After the rejection by 9 votes of a first transpartisan motion, that of the far right won only 94 votes out of the 287 necessary. The left like the RN group have already announced referrals to the Constitutional Council, which will have to decide before the promulgation of the highly contested reform project.
Some 250 parliamentarians, mainly from the left, are also calling for a referendum on shared initiative (RIP) to “affirm that the legal retirement age cannot be set beyond 62 years”.
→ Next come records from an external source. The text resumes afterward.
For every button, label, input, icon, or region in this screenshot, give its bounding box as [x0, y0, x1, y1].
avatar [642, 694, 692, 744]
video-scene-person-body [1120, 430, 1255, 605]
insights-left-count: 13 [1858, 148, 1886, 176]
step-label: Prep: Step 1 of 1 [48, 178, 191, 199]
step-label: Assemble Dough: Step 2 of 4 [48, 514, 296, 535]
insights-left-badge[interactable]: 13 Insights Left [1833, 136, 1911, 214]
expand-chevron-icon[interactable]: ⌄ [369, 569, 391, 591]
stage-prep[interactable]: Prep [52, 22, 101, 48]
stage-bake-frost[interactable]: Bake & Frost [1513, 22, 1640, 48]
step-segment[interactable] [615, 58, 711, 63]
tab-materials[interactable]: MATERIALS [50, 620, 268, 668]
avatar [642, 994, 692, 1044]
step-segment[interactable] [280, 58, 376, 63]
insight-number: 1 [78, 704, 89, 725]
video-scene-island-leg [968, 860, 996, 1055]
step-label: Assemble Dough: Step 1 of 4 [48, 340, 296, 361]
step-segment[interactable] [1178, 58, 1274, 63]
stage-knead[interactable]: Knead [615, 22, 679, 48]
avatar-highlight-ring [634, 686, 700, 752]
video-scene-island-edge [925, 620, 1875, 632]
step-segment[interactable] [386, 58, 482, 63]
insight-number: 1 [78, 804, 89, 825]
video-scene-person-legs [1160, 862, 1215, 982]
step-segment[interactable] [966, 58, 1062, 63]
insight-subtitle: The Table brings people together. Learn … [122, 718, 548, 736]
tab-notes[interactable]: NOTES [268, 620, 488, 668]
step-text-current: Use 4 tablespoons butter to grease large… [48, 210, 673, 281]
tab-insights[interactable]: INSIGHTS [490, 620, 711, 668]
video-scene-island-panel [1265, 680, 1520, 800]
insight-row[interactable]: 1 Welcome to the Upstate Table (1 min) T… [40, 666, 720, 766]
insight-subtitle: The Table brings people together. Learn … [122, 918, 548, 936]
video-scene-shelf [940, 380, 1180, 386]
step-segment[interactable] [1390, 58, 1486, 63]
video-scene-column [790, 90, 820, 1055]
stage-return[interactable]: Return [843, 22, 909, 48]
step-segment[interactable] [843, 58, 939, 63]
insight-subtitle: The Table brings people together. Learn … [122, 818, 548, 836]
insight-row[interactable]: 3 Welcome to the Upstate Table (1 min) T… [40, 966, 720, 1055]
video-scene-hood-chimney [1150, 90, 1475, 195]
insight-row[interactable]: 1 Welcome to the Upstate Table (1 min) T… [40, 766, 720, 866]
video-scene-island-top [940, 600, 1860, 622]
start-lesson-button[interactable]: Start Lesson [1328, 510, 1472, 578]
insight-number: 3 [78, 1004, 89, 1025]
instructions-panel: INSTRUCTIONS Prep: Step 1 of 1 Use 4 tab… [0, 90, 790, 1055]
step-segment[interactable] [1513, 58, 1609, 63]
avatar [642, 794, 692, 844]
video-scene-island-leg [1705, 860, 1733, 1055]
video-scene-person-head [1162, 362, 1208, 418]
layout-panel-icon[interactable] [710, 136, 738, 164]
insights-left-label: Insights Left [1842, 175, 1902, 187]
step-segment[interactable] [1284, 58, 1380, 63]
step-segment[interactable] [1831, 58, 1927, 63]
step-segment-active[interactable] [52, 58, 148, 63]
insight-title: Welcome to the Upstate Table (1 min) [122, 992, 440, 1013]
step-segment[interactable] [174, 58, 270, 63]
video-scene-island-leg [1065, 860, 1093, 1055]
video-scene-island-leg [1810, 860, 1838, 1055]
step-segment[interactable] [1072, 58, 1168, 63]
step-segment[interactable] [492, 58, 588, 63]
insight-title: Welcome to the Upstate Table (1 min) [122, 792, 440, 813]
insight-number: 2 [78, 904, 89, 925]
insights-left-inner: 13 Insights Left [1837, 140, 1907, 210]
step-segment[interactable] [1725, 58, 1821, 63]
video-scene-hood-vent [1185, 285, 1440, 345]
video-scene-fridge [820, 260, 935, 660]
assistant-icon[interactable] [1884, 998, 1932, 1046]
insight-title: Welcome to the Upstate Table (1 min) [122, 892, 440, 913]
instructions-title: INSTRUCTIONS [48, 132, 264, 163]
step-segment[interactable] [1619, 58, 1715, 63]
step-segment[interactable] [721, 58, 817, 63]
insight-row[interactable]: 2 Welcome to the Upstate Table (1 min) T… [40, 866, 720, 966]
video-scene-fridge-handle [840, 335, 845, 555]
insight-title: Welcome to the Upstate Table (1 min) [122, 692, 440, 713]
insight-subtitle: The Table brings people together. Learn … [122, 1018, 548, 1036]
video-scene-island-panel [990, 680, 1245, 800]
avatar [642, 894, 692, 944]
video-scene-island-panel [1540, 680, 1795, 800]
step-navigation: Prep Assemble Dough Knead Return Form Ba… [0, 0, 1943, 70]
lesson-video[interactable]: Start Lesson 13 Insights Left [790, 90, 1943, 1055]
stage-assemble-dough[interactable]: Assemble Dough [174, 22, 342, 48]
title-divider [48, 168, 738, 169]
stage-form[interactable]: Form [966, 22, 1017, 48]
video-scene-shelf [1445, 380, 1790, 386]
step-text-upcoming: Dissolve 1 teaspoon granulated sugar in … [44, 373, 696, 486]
Prime Minister Élisabeth Borne had unleashed the constitutional weapon of 49.3 on Thursday to pass the highly contested reform without a vote, not being certain of obtaining a majority. The National Assembly on Monday rejected by nine votes the first of two motions of censure against the French government on its pension reform project, the one likely to receive the greatest number of votes.
This first motion received 278 votes out of the 287 necessary. MEPs must now vote on a second motion, tabled by the far right, which has no chance of being adopted.
The reform will then be considered as definitively adopted.